27 Jan 5 Fibromyalgia Myths
For many years, fibromyalgia has been somewhat of a mystery condition. In the past, there was not a lot of scientific evidence about fibromyalgia and as a result, a great deal of mixed information fibromyalgia myths appeared. Now is a good time to get rid of those myths and establish the facts.
Myth #1 Fibromyalgia is a type of arthritis
Fact – Fibromyalgia is a neurological condition. It was once believed that fibromyalgia may be a type of arthritis, but the research in the past decade has proven this to be untrue. Arthritis is defined as joint inflammation, but with fibromyalgia, there is no joint damage and no inflammation. You can have a type of arthritis with fibromyalgia, but it is a separate disorder. New techniques in brain imaging and scientific research has shown that fibromyalgia is a central nervous system disorder where there is abnormal pain processing.

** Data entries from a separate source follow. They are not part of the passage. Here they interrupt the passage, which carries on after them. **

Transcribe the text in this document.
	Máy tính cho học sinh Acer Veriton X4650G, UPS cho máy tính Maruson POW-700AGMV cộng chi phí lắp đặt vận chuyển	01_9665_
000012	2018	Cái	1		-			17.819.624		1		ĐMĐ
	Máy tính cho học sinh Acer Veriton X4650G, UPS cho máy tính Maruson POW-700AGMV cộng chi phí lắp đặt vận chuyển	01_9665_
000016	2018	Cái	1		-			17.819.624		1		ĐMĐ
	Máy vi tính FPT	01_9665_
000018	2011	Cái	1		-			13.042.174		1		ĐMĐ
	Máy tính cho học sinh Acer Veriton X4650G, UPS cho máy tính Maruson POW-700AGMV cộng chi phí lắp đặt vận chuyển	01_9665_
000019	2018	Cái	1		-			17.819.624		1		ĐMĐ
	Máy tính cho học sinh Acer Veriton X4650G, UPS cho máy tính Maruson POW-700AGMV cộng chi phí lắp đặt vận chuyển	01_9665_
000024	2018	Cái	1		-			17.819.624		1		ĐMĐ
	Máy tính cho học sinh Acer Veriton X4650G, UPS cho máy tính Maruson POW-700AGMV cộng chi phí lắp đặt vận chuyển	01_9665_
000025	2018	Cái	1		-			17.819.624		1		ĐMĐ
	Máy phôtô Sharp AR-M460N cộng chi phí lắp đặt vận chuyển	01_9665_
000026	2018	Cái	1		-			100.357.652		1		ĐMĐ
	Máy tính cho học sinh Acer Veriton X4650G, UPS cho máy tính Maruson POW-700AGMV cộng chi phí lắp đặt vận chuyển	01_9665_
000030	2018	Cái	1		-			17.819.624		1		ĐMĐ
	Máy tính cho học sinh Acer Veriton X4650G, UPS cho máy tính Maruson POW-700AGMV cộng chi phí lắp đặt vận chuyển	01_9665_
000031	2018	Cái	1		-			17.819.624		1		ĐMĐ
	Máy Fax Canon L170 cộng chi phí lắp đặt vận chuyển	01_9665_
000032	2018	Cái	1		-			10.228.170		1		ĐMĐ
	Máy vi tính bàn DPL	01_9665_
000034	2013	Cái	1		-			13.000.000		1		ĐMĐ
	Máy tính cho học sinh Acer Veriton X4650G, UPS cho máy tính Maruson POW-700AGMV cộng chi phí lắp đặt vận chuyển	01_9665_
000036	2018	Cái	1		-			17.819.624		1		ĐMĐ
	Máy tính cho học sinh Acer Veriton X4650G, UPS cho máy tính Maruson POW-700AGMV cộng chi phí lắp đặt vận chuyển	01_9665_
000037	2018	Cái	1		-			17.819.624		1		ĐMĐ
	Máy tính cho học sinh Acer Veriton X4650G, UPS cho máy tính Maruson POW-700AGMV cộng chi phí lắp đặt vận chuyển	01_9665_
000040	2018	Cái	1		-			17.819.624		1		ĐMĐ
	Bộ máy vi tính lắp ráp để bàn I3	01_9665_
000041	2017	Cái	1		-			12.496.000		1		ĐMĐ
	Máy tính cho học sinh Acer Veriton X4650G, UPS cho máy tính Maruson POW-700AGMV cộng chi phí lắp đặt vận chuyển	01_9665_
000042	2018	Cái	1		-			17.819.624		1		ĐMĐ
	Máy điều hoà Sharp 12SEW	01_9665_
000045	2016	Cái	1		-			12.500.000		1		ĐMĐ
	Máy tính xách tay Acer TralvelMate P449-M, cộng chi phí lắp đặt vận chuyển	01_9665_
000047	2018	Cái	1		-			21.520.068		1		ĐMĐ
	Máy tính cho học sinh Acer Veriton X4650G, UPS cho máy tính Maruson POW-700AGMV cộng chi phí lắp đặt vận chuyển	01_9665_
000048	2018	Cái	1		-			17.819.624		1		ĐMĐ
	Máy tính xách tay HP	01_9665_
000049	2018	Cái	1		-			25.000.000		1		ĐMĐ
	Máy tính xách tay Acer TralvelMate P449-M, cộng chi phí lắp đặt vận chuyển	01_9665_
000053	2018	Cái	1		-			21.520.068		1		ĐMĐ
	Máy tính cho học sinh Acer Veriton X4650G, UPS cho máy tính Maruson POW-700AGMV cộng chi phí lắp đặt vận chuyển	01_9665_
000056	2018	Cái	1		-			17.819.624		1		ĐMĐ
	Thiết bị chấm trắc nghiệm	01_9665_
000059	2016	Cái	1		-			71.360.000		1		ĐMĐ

Myth #2 Fibromyalgia affects your connective tissue, joints and muscles.
Fact – There is no damage to connective tissue, joints and muscles in those who have fibromyalgia. For decades, fibromyalgia was described as a musculoskeletal condition. That’s because a great deal of the pain feels like it is coming from the connective tissue, joints and muscles. However years of testing could not show a musculoskeletal connection. More recent research has found that the central nervous system is malfunctioning in those who have fibromyalgia, which causes faulty sensory processing leading to amplification of pain.
Myth #3 Fibromyalgia is an autoimmune condition.
Fact – Autoimmune diseases happen because the body has an overactive immune response – the body’s immune system starts to attack its own tissues and cells. Years of research have shown no link to bacteria, virus or immune disorders. However, it is quite common for a fibromyalgia sufferer to also have autoimmune diseases such as lupus, celiac, Crohn’s, rheumatoid arthritis, endometriosis, and chronic fatigue syndrome.
Myth #4 Fibromyalgia is a psychological disorder.
Fact – Fibromyalgia is a physical disorder. There are measurable biological abnormalities. This myth likely came about because in the earlier days when there was no answer to what caused fibromyalgia it was often said to be a psychological disorder and patients were told it was in their head. Today, there is proof that is it a physical illness with a number of biological abnormalities, including:
• High levels of “substance P,” which is a central nervous system neurotransmitter that is involved in the pain processing.
• Low levels of somatomedin C, which is a hormone promoting muscle and bone growth.
• Low levels of nerve growth factor.
• Low levels of a number of neurochemicals: norepinephrine, serotonin, cortisol and dopamine.
• Low levels of adenosine and phosphocreatine, muscle-cell chemicals.
Unfortunately, even with the current scientific evidence, some doctors still dismiss fibromyalgia as a psychological problem, insisting that the symptoms are because of depression. The fact is, the percent of fibromyalgia patients who suffer from depression isn’t any higher than those with other chronic conditions.
Unfortunately, it takes around 17 years for new research to become mainstream medicine, so these myths are likely going to be floating around for some time yet.